打字稿->知道给定的接口是否在类型别名中

Question

I have a type alias on multiple interfaces :

export interface A {}
export interface B {}
export interface C {}
export type Reference = A | B | C;

I have a method called getReference which returns, by default, an array of Reference. I would like my method takes a generic type and check if the given type is in my type alias.

That I have :

export const getReference = (slug: ReferencesSlugs): (state: object) => Array<Reference> => {
   ....... // some code
   // return Reference[]
}

That I want :

Dev can pass generic type and Typescript check if the given type is in the type alias (Reference).

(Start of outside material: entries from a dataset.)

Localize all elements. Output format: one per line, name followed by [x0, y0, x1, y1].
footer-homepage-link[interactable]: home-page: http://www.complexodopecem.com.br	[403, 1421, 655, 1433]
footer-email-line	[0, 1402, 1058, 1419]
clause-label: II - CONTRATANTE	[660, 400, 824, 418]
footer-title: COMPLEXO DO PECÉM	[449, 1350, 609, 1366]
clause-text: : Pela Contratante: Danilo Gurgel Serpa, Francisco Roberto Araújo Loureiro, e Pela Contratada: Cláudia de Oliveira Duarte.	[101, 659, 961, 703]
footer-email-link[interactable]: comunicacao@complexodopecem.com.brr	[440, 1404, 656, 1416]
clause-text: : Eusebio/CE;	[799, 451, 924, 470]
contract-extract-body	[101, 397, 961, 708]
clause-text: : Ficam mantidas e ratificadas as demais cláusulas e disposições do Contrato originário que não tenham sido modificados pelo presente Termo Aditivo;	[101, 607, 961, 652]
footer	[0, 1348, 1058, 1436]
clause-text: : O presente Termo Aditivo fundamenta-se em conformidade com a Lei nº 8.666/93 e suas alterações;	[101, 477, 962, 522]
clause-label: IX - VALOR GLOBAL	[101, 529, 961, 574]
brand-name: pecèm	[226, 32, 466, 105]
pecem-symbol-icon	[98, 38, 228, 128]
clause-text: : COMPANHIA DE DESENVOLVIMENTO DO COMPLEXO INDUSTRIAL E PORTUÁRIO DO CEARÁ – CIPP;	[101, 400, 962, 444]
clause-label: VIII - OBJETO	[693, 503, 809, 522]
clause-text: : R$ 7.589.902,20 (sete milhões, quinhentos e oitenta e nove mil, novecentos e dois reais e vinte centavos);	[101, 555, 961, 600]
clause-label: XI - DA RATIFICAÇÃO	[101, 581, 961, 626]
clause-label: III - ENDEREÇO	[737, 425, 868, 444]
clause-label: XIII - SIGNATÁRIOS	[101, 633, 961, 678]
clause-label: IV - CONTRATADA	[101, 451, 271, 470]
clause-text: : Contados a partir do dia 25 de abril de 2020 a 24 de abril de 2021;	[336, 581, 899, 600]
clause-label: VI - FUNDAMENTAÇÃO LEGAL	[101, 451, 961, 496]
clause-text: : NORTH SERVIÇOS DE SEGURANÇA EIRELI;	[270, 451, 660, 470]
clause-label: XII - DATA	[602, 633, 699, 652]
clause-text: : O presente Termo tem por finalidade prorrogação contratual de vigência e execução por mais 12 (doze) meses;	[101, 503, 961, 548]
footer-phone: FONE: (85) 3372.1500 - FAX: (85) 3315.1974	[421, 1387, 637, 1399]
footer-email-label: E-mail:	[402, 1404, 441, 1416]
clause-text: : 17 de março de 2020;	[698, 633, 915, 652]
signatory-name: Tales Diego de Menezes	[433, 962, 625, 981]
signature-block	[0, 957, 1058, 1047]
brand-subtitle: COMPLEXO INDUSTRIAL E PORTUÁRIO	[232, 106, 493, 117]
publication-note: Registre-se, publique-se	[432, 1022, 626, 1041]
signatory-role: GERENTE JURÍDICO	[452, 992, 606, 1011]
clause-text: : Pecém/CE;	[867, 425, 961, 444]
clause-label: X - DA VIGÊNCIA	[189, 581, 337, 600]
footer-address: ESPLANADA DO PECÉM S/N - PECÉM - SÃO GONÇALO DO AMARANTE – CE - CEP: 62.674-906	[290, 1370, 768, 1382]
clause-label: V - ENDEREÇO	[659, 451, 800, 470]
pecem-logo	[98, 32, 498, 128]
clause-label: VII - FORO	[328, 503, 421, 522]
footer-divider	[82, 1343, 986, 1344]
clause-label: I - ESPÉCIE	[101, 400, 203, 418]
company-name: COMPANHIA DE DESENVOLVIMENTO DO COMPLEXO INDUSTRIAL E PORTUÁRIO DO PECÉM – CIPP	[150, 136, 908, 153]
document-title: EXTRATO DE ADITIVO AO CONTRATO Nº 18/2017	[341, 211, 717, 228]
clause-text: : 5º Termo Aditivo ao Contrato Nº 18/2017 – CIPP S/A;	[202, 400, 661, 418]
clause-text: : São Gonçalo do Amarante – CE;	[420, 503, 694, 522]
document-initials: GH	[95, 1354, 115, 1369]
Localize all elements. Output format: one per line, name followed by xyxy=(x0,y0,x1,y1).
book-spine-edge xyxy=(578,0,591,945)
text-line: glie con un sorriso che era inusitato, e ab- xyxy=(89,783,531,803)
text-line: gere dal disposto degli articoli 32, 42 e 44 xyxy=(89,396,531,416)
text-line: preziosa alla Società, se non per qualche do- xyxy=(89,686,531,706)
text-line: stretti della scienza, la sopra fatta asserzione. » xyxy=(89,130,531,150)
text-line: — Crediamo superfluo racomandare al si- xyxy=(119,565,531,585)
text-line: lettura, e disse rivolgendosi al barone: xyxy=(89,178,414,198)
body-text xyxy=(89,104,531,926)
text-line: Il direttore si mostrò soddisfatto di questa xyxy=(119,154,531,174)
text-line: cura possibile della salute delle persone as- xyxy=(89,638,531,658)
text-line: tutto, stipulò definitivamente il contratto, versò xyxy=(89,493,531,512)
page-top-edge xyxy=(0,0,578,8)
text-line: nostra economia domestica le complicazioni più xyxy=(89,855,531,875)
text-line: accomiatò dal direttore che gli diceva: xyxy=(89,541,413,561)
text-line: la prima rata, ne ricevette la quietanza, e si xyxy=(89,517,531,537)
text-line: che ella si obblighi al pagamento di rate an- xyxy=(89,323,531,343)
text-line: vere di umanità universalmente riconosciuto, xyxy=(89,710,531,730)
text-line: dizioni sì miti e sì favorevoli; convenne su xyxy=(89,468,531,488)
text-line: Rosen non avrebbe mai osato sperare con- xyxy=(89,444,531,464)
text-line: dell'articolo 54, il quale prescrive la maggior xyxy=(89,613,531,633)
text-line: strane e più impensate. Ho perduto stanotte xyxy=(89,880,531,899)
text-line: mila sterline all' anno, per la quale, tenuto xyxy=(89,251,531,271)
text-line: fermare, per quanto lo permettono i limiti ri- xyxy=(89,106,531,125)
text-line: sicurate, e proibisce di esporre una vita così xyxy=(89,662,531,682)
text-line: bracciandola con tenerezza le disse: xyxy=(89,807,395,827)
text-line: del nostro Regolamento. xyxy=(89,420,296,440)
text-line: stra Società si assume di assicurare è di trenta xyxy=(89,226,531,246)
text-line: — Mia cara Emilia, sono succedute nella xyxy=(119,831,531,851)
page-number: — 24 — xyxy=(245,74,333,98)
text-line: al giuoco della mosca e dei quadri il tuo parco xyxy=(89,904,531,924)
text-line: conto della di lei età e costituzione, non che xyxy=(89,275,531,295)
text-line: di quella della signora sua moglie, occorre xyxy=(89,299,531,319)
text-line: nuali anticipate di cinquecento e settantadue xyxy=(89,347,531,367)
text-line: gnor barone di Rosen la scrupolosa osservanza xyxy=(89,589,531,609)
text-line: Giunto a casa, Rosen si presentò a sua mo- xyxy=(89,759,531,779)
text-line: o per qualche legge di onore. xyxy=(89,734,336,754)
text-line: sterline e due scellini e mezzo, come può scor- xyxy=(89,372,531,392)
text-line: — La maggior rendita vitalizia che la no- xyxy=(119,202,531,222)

export const getReference = <T>(slug: ReferencesSlugs): (state: object) => Array<T> => {
    ....... // some code
    // As T is in Reference type -> return T[]
}



this.store.pipe( select(getReference<A>('onchonch')) ); // VALID, tslint is ok
this.store.pipe( select(getReference<E>('onchonch')) ); // INAVLID, E is not in my type alias.

Thanks by advance :)

Answer 1

Assuming your union members (the union in the type alias) are not as simple as in your question (ie they have some members) you can use a type constraint on your generic type parameter:

export interface A { a: number; }
export interface B { b: number; }
export interface C { c: number; }
export interface E { e: number; }
export type Reference = A | B | C;

export const getReference = <T extends Reference>(slug: ReferencesSlugs): (state: object) => Array<T> => {
    return null!;
}

getReference<A>('onchonch'); // VALID, tslint is ok
getReference<E>('onchonch'); // INAVLID, E is not in my type alias.

The reason the members matter is because typescript uses structural compatibility to determine type compatibility. This means if two types have the same fields they will be compatible. This also means two empty interfaces are compatible.